Defining and banning insider trading is the goal of two bills introduced in Congress in the past two weeks.
The bills are newsworthy in part because their existence underscores that current law on the matter is nonexistent, vague, and arbitrarily enforced — a patchwork of regulations, inferences, and footnotes (Dirks 14). Such an acknowledgement may be little solace for those who have endured professional purgatory, suffered jail time, had their once-flourishing businesses raided by the FBI and closed, or spent millions on legal fees as a consequence of prosecutions or even mere investigations or fishing expeditions under the current legal framework. But the development is welcome nonetheless. If it were already statutorily crystal-clear what insider trading is and that it is illegal, there'd be no need for the introduction of these laws.
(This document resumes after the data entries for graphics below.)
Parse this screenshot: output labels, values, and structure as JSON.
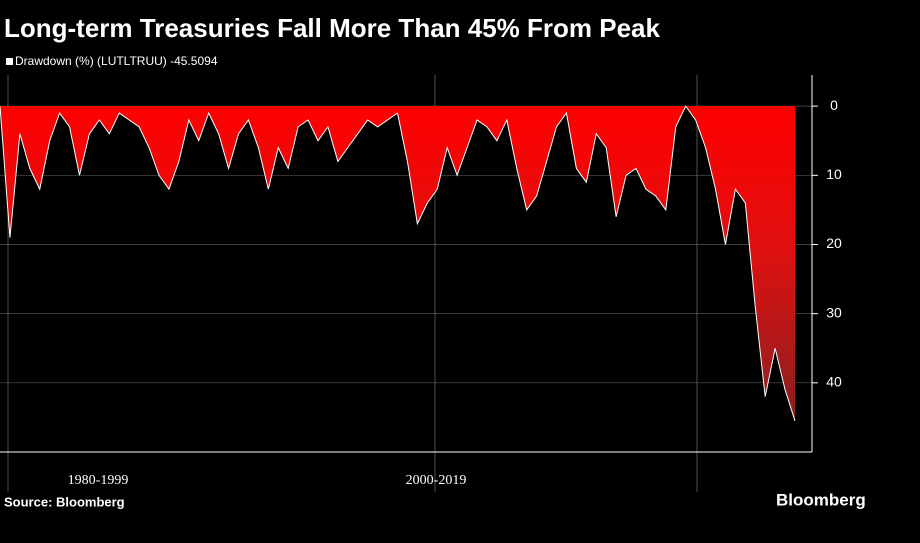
{
  "chart_data": {
    "type": "area",
    "title": "Long-term Treasuries Fall More Than 45% From Peak",
    "series": [
      {
        "name": "Drawdown (%) (LUTLTRUU) -45.5094",
        "color": "#ff0000",
        "values": [
          0,
          -19,
          -4,
          -9,
          -12,
          -5,
          -1,
          -3,
          -10,
          -4,
          -2,
          -4,
          -1,
          -2,
          -3,
          -6,
          -10,
          -12,
          -8,
          -2,
          -5,
          -1,
          -4,
          -9,
          -4,
          -2,
          -6,
          -12,
          -6,
          -9,
          -3,
          -2,
          -5,
          -3,
          -8,
          -6,
          -4,
          -2,
          -3,
          -2,
          -1,
          -8,
          -17,
          -14,
          -12,
          -6,
          -10,
          -6,
          -2,
          -3,
          -5,
          -2,
          -9,
          -15,
          -13,
          -8,
          -3,
          -1,
          -9,
          -11,
          -4,
          -6,
          -16,
          -10,
          -9,
          -12,
          -13,
          -15,
          -3,
          0,
          -2,
          -6,
          -12,
          -20,
          -12,
          -14,
          -29,
          -42,
          -35,
          -41,
          -45.5094
        ]
      }
    ],
    "periods": [
      "1980-1999",
      "2000-2019"
    ],
    "ylim": [
      -50,
      4.5
    ],
    "yticks": [
      0,
      {
        "value": -10,
        "label": "10"
      },
      {
        "value": -20,
        "label": "20"
      },
      {
        "value": -30,
        "label": "30"
      },
      {
        "value": -40,
        "label": "40"
      }
    ],
    "grid": true,
    "source": "Source: Bloomberg",
    "brand": "Bloomberg"
  }
}
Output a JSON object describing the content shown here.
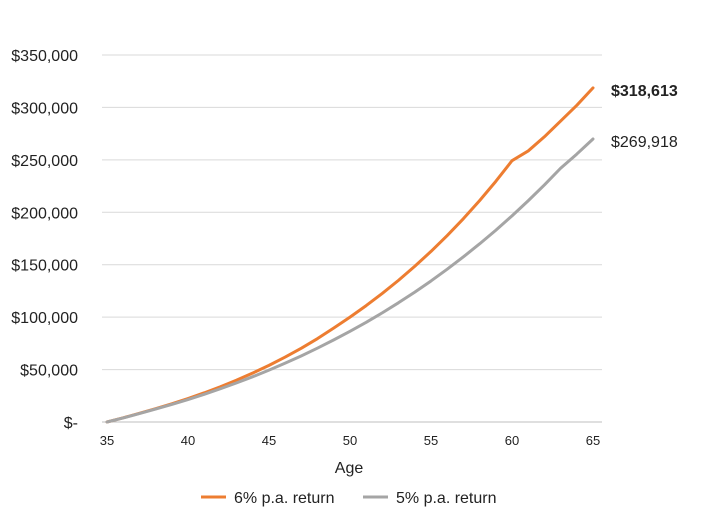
{
  "chart_data": {
    "type": "line",
    "xlabel": "Age",
    "ylabel": "",
    "title": "",
    "xlim": [
      35,
      65
    ],
    "ylim": [
      0,
      350000
    ],
    "x_ticks": [
      35,
      40,
      45,
      50,
      55,
      60,
      65
    ],
    "x_tick_labels": [
      "35",
      "40",
      "45",
      "50",
      "55",
      "60",
      "65"
    ],
    "y_ticks": [
      0,
      50000,
      100000,
      150000,
      200000,
      250000,
      300000,
      350000
    ],
    "y_tick_labels": [
      "$-",
      "$50,000",
      "$100,000",
      "$150,000",
      "$200,000",
      "$250,000",
      "$300,000",
      "$350,000"
    ],
    "grid": true,
    "legend_position": "bottom",
    "x": [
      35,
      36,
      37,
      38,
      39,
      40,
      41,
      42,
      43,
      44,
      45,
      46,
      47,
      48,
      49,
      50,
      51,
      52,
      53,
      54,
      55,
      56,
      57,
      58,
      59,
      60,
      61,
      62,
      63,
      64,
      65
    ],
    "series": [
      {
        "name": "6% p.a. return",
        "color": "#ed7d31",
        "values": [
          0,
          4000,
          8300,
          12700,
          17300,
          22400,
          27800,
          33600,
          39900,
          46700,
          54000,
          61900,
          70400,
          79600,
          89600,
          100000,
          111000,
          122700,
          135200,
          148500,
          162700,
          177800,
          193900,
          211100,
          229500,
          249200,
          258500,
          272000,
          287000,
          302000,
          318613
        ],
        "end_label": "$318,613",
        "end_label_bold": true
      },
      {
        "name": "5% p.a. return",
        "color": "#a5a5a5",
        "values": [
          0,
          3900,
          8000,
          12300,
          16700,
          21400,
          26400,
          31700,
          37300,
          43200,
          49500,
          56100,
          63100,
          70500,
          78300,
          86500,
          95100,
          104200,
          113800,
          123900,
          134500,
          145700,
          157500,
          169900,
          182900,
          196600,
          211000,
          226100,
          242000,
          255500,
          269918
        ],
        "end_label": "$269,918",
        "end_label_bold": false
      }
    ]
  }
}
Whether these particular two bills would help matters is another question. The Stop Illegal Insider Trading Act, introduced yesterday in the Senate by Senator Reed of Rhode Island and Senator Menendez of New Jersey, both Democrats, sets up what a Bloomberg View columnist, Matt Levine, a former investment banker and mergers and acquisitions lawyer, calls "a terrible rule" that could make it illegal even to read investment bank research.
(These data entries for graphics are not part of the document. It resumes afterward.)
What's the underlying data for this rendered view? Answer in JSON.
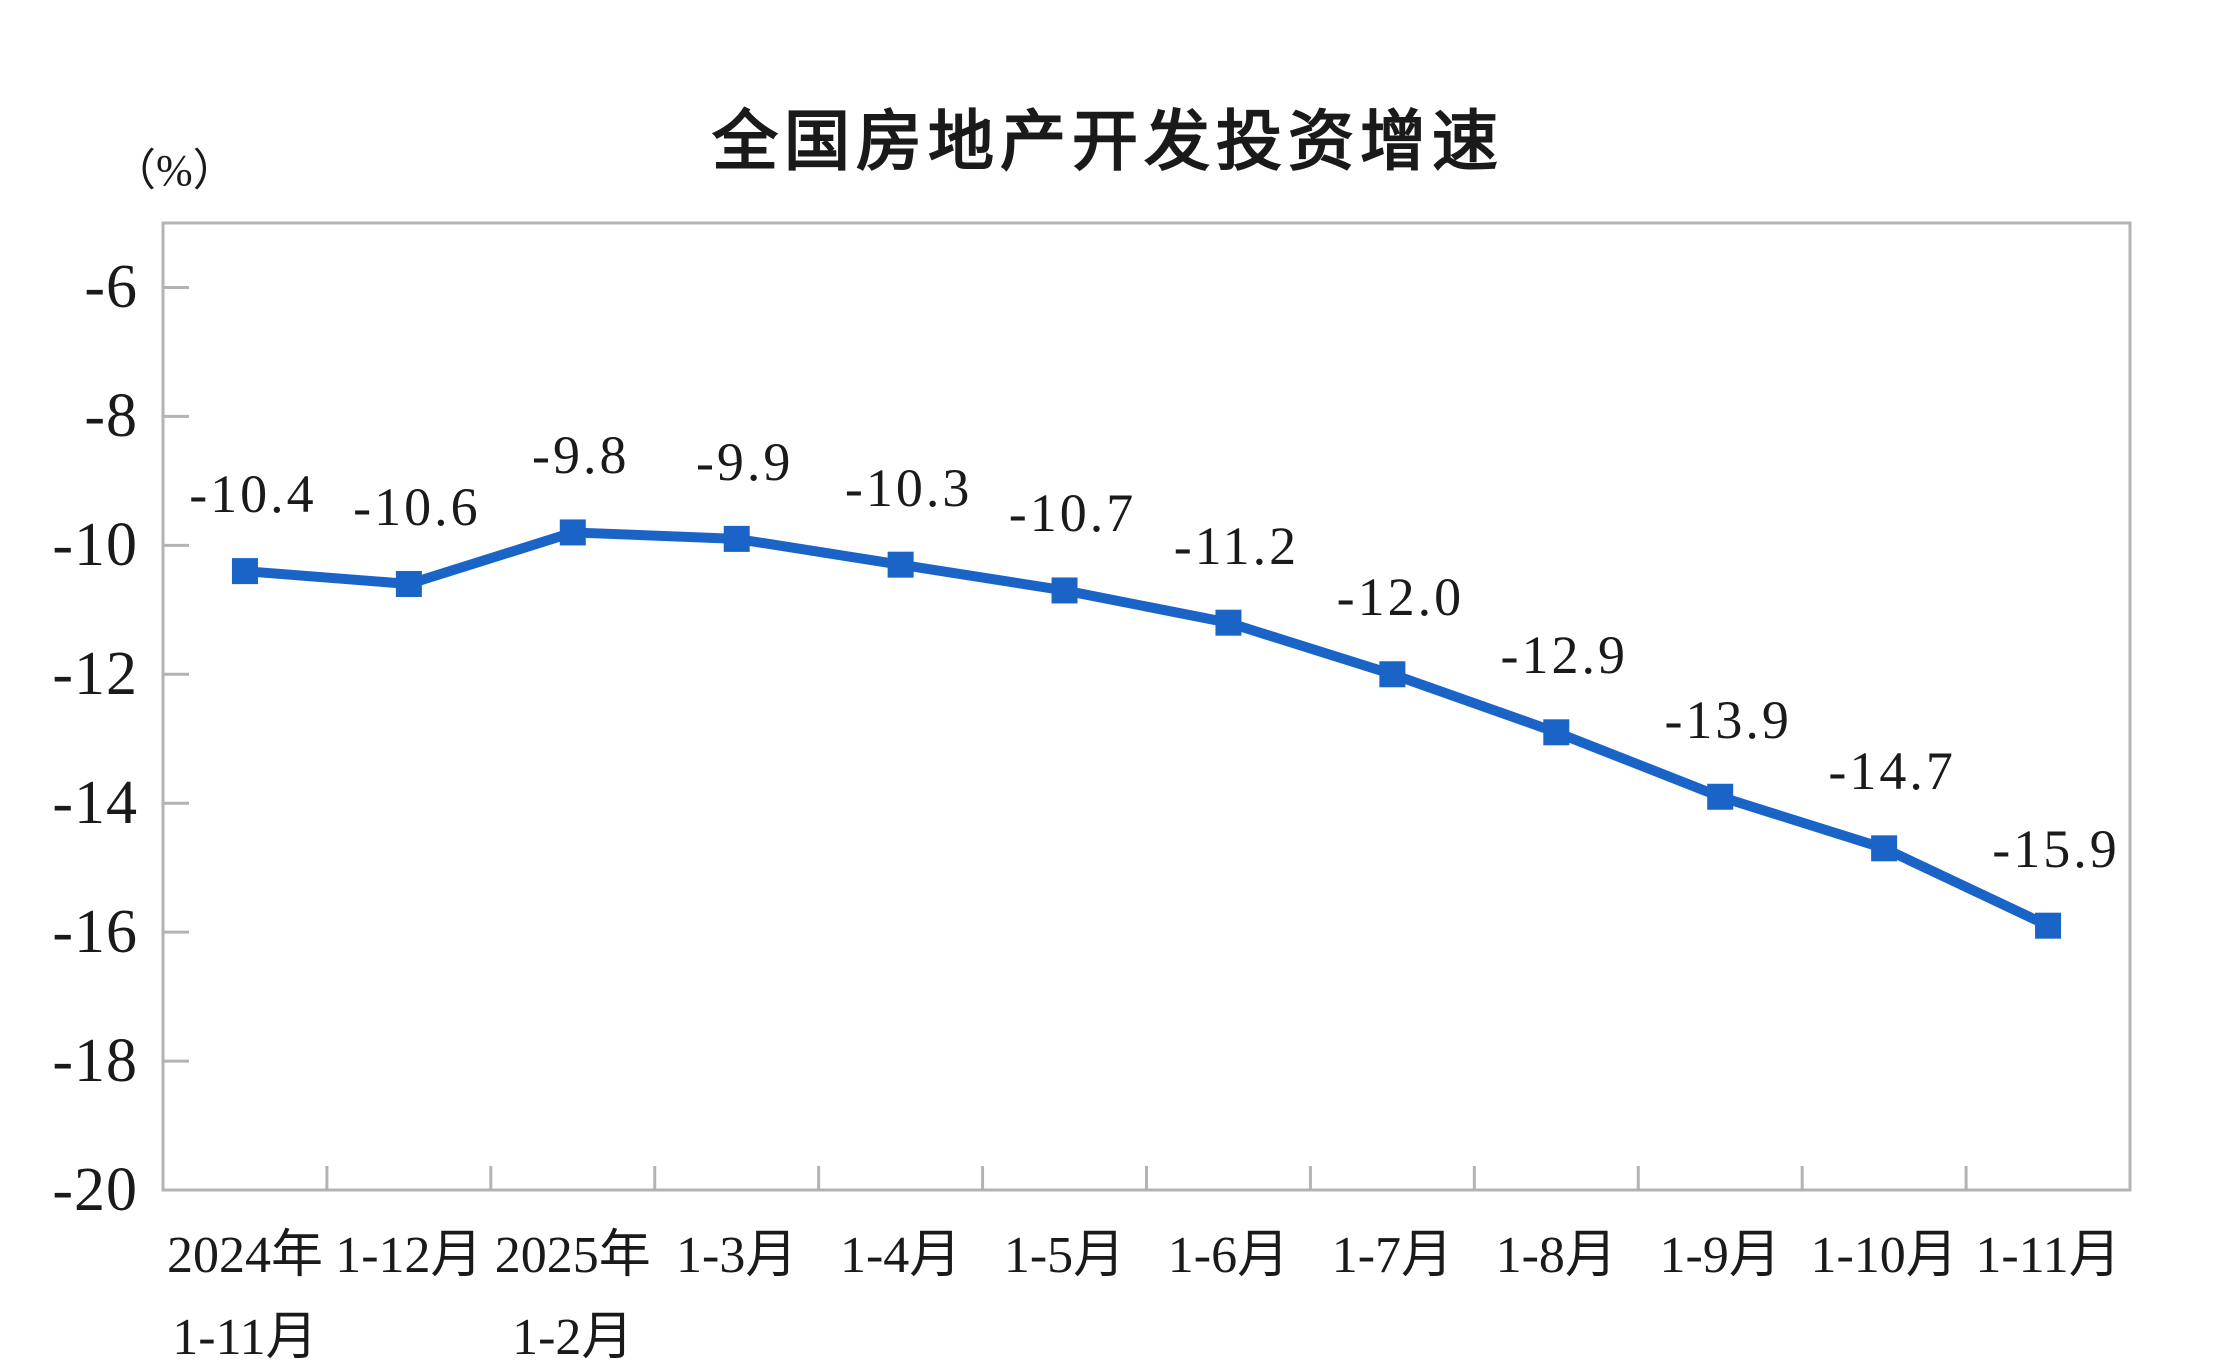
{
  "page": {
    "background_color": "#ffffff",
    "text_color": "#1a1a1a"
  },
  "chart_data": {
    "type": "line",
    "title": "全国房地产开发投资增速",
    "unit_label": "（%）",
    "categories": [
      [
        "2024年",
        "1-11月"
      ],
      [
        "1-12月"
      ],
      [
        "2025年",
        "1-2月"
      ],
      [
        "1-3月"
      ],
      [
        "1-4月"
      ],
      [
        "1-5月"
      ],
      [
        "1-6月"
      ],
      [
        "1-7月"
      ],
      [
        "1-8月"
      ],
      [
        "1-9月"
      ],
      [
        "1-10月"
      ],
      [
        "1-11月"
      ]
    ],
    "series": [
      {
        "name": "全国房地产开发投资增速",
        "values": [
          -10.4,
          -10.6,
          -9.8,
          -9.9,
          -10.3,
          -10.7,
          -11.2,
          -12.0,
          -12.9,
          -13.9,
          -14.7,
          -15.9
        ],
        "data_labels": [
          "-10.4",
          "-10.6",
          "-9.8",
          "-9.9",
          "-10.3",
          "-10.7",
          "-11.2",
          "-12.0",
          "-12.9",
          "-13.9",
          "-14.7",
          "-15.9"
        ]
      }
    ],
    "ylim": [
      -20,
      -5
    ],
    "yticks": [
      -6,
      -8,
      -10,
      -12,
      -14,
      -16,
      -18,
      -20
    ],
    "ytick_labels": [
      "-6",
      "-8",
      "-10",
      "-12",
      "-14",
      "-16",
      "-18",
      "-20"
    ],
    "xlabel": "",
    "ylabel": "（%）",
    "grid": false,
    "legend_position": "none",
    "marker_shape": "square",
    "series_color": "#1a64c8",
    "axis_color": "#b3b3b3",
    "label_color": "#1a1a1a"
  }
}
The Ban Insider Trading Act of 2015, introduced late last month by Rep. Stephen Lynch of Massachusetts, a Democrat who just happens to be my own congressman, also includes provisions that worry Mr. Levine, including one that Mr. Levine writes could make a criminal out of a corporate lawyer who comes home and tells his wife about a deal he is working on, even if the wife doesn't trade on the information or tell anyone else about it.
Neither bill shows much sign of passing into law anytime soon. Both bills now have only Democratic sponsors in a Congress where both chambers are controlled by Republicans. The House bill has so far attracted cosponsorships from only two other members, Ruben Hinojosa of Texas and Keith Ellison of Minnesota. Bills bound for passage usually are introduced with a substantial list of co-sponsors, including some from the majority party.
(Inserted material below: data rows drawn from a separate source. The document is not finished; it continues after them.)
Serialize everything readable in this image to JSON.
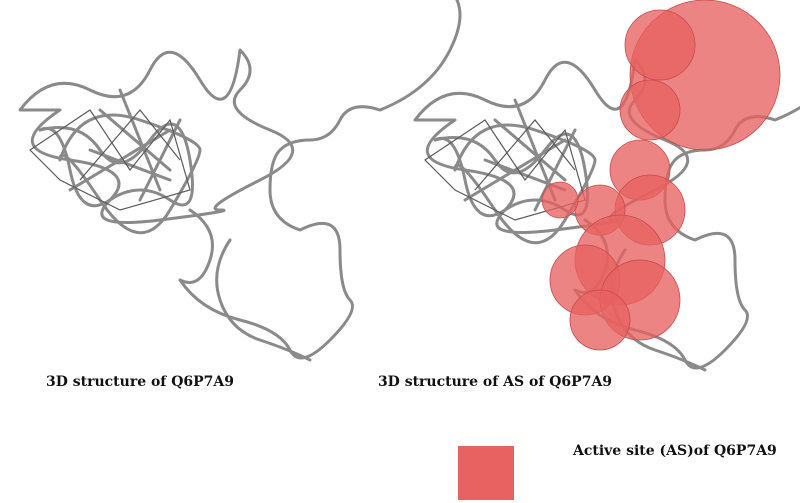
{
  "panels": [
    {
      "caption": "3D structure of Q6P7A9"
    },
    {
      "caption": "3D structure of AS of Q6P7A9"
    }
  ],
  "legend": {
    "label": "Active site (AS)of Q6P7A9"
  }
}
Such weak support may be good news for those who fret that these particular bills are flawed. But in the absence of legislation, investors and money managers and market participants are left with the current unsatisfactory framework. Perhaps some Republican lawmaker will rise to the occasion with hearings that could help clarify the issue and lead the way to legislation that would help more than it would hurt. Alas, one of those scholars whose testimony could have been most helpful, Henry Manne, died in January. Let David Ganek and Michael Steinberg testify. Or Holman Jenkins and Gordon Crovitz. Or Todd Newman and Anthony Chiasson.
At best, Congress will come up with something plain, clear, and easily understandable that won't punish investors for doing research or impede the free flow of information. If, upon reflection, they find that task impossible, they may want the ban to apply not to insider trading but to overreaching criminal prosecutions infected by political motives such as a desire to combat income inequality or punish targets in the financial industry after a recession.